5.5 Protocol for the ventilator management of patient with ALI/ARDS following Seasonal Influenza:

Indications for Mechanical Ventilation:

♦ Severe Respiratory Failure

♦ Failure to achieve oxygen saturation of > or equal to 90% (or pO2 of > or equal to 60 mm Hg) on an FIO2 < 0.6.

Ventilator Settings:

♦ Pressure pre-set (controlled)

♦ Low tidal volume ventilator support

♦ Tidal volume - 6 ml/kg ideal body weight (Respiratory rate to a maximum of 3035 per minute).

♦ Open lung strategy of ventilation with PEEP titration to keep the lung recruited to achieve an FIO2 of < 0.5 and a saturation of > 90% or a PaO2 of > 60 mmHg Plateau (Pause) pressure not to exceed of > 30-35 mmHg.

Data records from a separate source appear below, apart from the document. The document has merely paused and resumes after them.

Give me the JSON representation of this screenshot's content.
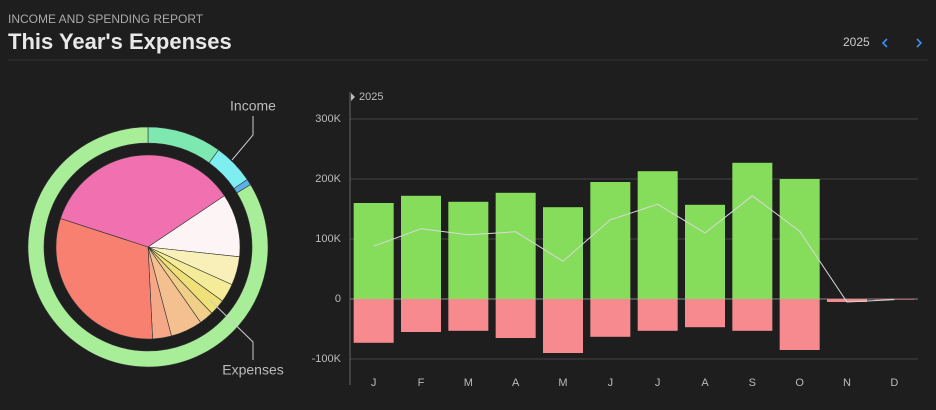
{
  "header": {
    "kicker": "INCOME AND SPENDING REPORT",
    "title": "This Year's Expenses",
    "year": "2025"
  },
  "chart_data": [
    {
      "type": "donut",
      "label": "Income",
      "start_angle": 0,
      "values": [
        10,
        5.5,
        0.8,
        83.7
      ],
      "colors": [
        "#7de8b0",
        "#7eeef0",
        "#5ab0e8",
        "#a8ee98"
      ]
    },
    {
      "type": "pie",
      "label": "Expenses",
      "start_angle": -72,
      "values": [
        35.6,
        11.1,
        5,
        3.3,
        2.8,
        2.5,
        5.6,
        3.3,
        30.8
      ],
      "colors": [
        "#f070b0",
        "#fdf5f5",
        "#f8f0b8",
        "#f4ec98",
        "#f0e078",
        "#f0d088",
        "#f4c090",
        "#f4a888",
        "#f88070"
      ]
    },
    {
      "type": "bar",
      "annotation": "2025",
      "categories": [
        "J",
        "F",
        "M",
        "A",
        "M",
        "J",
        "J",
        "A",
        "S",
        "O",
        "N",
        "D"
      ],
      "series": [
        {
          "color": "#86dd5c",
          "values": [
            160000,
            172000,
            162000,
            177000,
            153000,
            195000,
            213000,
            157000,
            227000,
            200000,
            0,
            0
          ]
        },
        {
          "color": "#f78a8e",
          "values": [
            -73000,
            -55000,
            -53000,
            -65000,
            -90000,
            -63000,
            -53000,
            -47000,
            -53000,
            -85000,
            -5000,
            -1000
          ]
        },
        {
          "type": "line",
          "color": "#d8d8d8",
          "values": [
            88000,
            117000,
            107000,
            112000,
            63000,
            132000,
            158000,
            110000,
            172000,
            113000,
            -5000,
            -1000
          ]
        }
      ],
      "ylim": [
        -140000,
        340000
      ],
      "yticks": [
        {
          "value": -100000,
          "label": "-100K"
        },
        0,
        {
          "value": 100000,
          "label": "100K"
        },
        {
          "value": 200000,
          "label": "200K"
        },
        {
          "value": 300000,
          "label": "300K"
        }
      ],
      "grid": true
    }
  ]
}
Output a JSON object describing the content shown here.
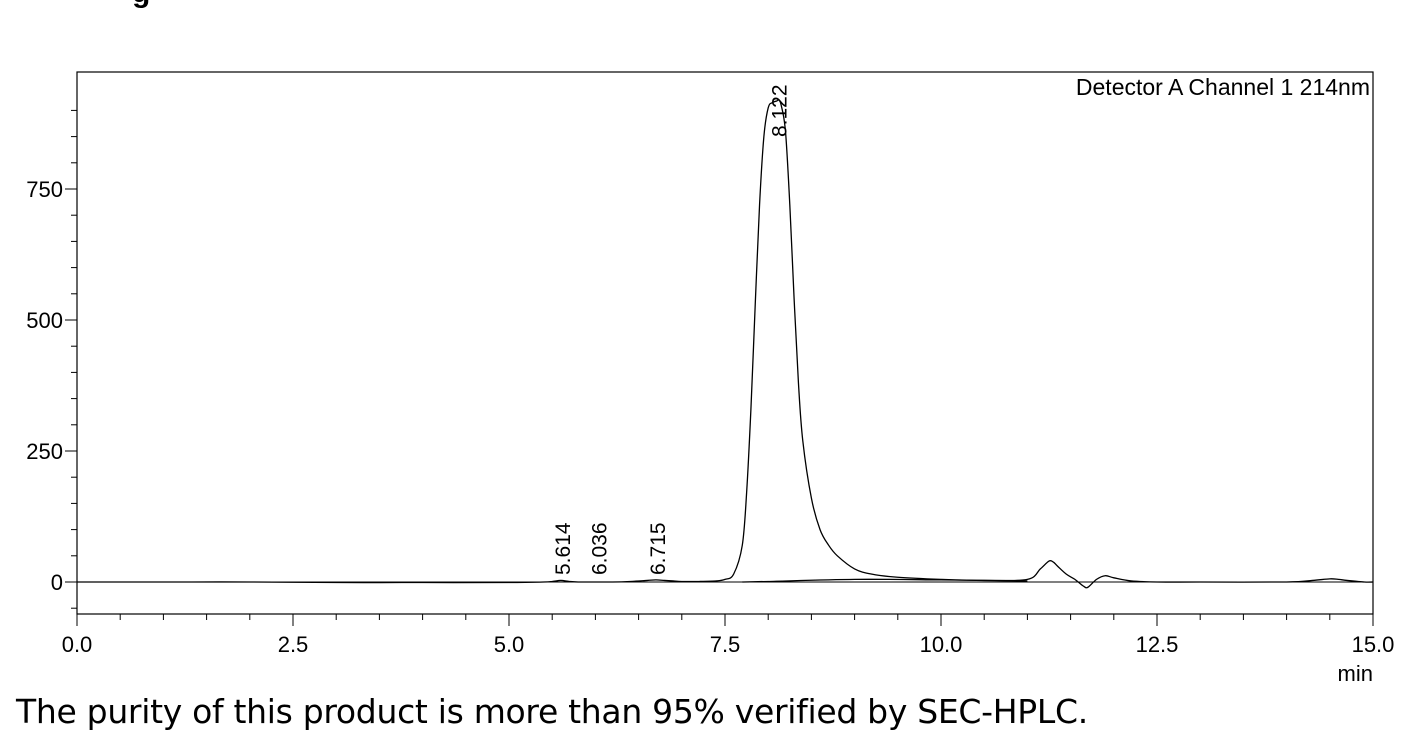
{
  "heading_fragment": "g",
  "caption": "The purity of this product is more than 95% verified by SEC-HPLC.",
  "chart_data": {
    "type": "line",
    "title": "",
    "channel_label": "Detector A Channel 1 214nm",
    "xlabel": "min",
    "ylabel": "",
    "xlim": [
      0,
      15
    ],
    "ylim": [
      -60,
      955
    ],
    "x_ticks": [
      0,
      2.5,
      5,
      7.5,
      10,
      12.5,
      15
    ],
    "x_tick_labels": [
      "0.0",
      "2.5",
      "5.0",
      "7.5",
      "10.0",
      "12.5",
      "15.0"
    ],
    "y_ticks": [
      0,
      250,
      500,
      750
    ],
    "y_tick_labels": [
      "0",
      "250",
      "500",
      "750"
    ],
    "peak_labels": [
      "5.614",
      "6.036",
      "6.715",
      "8.122"
    ],
    "peak_label_x": [
      5.614,
      6.036,
      6.715,
      8.122
    ],
    "series": [
      {
        "x": [
          0,
          1,
          2,
          3,
          4,
          5,
          5.4,
          5.5,
          5.6,
          5.7,
          5.8,
          6.0,
          6.2,
          6.4,
          6.6,
          6.7,
          6.8,
          6.9,
          7.0,
          7.2,
          7.4,
          7.5,
          7.6,
          7.7,
          7.75,
          7.8,
          7.85,
          7.9,
          7.95,
          8.0,
          8.05,
          8.1,
          8.12,
          8.15,
          8.2,
          8.25,
          8.3,
          8.35,
          8.4,
          8.5,
          8.6,
          8.7,
          8.8,
          9.0,
          9.2,
          9.5,
          10.0,
          10.5,
          11.0,
          11.15,
          11.25,
          11.3,
          11.35,
          11.45,
          11.55,
          11.65,
          11.7,
          11.8,
          11.9,
          12.0,
          12.2,
          12.5,
          13.0,
          14.0,
          14.3,
          14.5,
          14.6,
          14.7,
          14.9,
          15.0
        ],
        "y": [
          0,
          0,
          0,
          -1,
          -1,
          -1,
          0,
          1,
          3,
          1,
          0,
          0,
          0,
          1,
          3,
          4,
          3,
          2,
          1,
          1,
          2,
          5,
          15,
          70,
          170,
          330,
          530,
          720,
          850,
          905,
          915,
          918,
          920,
          910,
          860,
          720,
          540,
          380,
          270,
          160,
          100,
          70,
          50,
          25,
          15,
          9,
          5,
          3,
          5,
          25,
          40,
          38,
          30,
          15,
          5,
          -8,
          -10,
          5,
          12,
          8,
          2,
          0,
          0,
          0,
          3,
          6,
          5,
          3,
          0,
          0
        ]
      },
      {
        "x": [
          7.7,
          8.0,
          9.0,
          10.0,
          11.0
        ],
        "y": [
          0,
          1,
          5,
          4,
          2
        ]
      }
    ]
  }
}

♦ Alternative modes of ventilation APRV (Airway Pressure Release Ventilation), IRV (Inverse Ratio Ventilation) in patients with persistent Hypoxemia (SpO2 of < 88-90% with high PEEP & FIO2 > 0.8).

♦ Rescue therapy - recruitment manoeuvres, Sedation, Neuromuscular Blockage & Prone Ventilations can be considered if above oxygen goals are not met.

6. Discharge Policy

♦ Adult patients should be discharged 7 days after symptoms have subsided.

♦ Children should be discharged 14 days after symptoms have subsided.